Wheat may not sound specialised, but at the time, bread was a rarity in Yap.  In Mt Eden, Susan had made our own bread, kneading it by hand.  This was laborious!  Her father sent her a heavy-duty mixer that did the kneading for her.  When we got to Yap, we found that flour was not the easiest thing to get hold of.

So we purchased a small wheat grinder, and imported, regularly, un-ground wheat (and honey!) from ... well, somewhere in the US; I have forgotten where.  Susan not only made our bread from it, she started a baking business.  She sold bread, and other baked goods, to local ex-patriates.

When, late in 1976, we discovered that Susan was pregnant, there was a concern raised by Dr Haight, who was one of the two doctors at the hospital - and our neighbour and, with his wife Ellie, our friend.  Susan's first child, Johnny, had been delivered by Caeserean section.  Would this be necessary this time?

Naturally, no one knew.  Today in New Zealand, I suspect it would have been a foregone conclusion; it was not so in Yap, and nor did she want that.  Nevertheless, said Dr Haight, he was concerned.  There was no qualified surgeon at the Yap hospital.  Both he and ... well, I have forgotten the other doctor's name, but both were generalists.  Dr Haight told Susan that he had once performed a Caeserean on a sow.  The litter had survived, but the sow died.  If it were to come to a question of saving Susan's life, he would do the same for her - but he rather wanted to avoid the necessity.

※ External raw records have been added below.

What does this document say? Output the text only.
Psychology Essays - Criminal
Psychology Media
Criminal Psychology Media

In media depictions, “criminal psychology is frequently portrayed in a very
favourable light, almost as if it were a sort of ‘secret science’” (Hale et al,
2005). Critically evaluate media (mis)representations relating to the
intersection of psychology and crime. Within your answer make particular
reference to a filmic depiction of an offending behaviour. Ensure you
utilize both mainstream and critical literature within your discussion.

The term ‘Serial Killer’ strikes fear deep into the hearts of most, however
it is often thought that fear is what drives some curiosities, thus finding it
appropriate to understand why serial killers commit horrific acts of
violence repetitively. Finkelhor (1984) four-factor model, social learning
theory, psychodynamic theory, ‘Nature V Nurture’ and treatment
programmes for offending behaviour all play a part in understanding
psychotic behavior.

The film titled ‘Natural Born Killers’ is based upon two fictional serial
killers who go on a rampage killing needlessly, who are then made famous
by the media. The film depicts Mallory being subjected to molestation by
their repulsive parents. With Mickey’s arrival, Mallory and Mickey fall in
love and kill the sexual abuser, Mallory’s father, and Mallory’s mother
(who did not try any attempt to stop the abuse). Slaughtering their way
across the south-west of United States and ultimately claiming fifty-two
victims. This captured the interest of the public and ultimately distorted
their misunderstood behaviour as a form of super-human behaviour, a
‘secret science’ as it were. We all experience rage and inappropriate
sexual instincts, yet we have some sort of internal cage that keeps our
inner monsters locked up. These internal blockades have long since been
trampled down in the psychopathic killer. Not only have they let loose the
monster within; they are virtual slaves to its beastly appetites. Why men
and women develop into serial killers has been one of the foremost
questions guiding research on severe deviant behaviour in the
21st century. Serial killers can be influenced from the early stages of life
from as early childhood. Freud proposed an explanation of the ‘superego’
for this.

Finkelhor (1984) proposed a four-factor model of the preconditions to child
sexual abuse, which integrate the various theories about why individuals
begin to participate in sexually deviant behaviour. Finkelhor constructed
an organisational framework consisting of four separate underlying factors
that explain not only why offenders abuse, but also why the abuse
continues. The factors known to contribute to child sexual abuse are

Dr Haight arranged things.  Susan's case was labelled a medical emergency.  At Trust Territory expense, she was flown to Palau, where there was a qualified obstetrician, a Palauan woman, Dr Otobed (whose name is not pronounced the way you think, unless you know Palauan, so don't try!), who, as it happened, had trained under Dr Conyngham, who delivered Johnny.

She stayed at the Protestant Mission house there for the two weeks or so until she went into labour.  Susan's labour was long - all her births have been that way.  Oh, and pain relief?  This is Micronesia!  We don't do that sort of thing!  Sue remembers one Yapese girl, perhaps when Sue was in hospital for Eddie, telling her that she wouldn't dare cry out from labour pains; her mother would beat her!

Helen was born naturally on 1 June, 1977.  Sue was home in a week or so.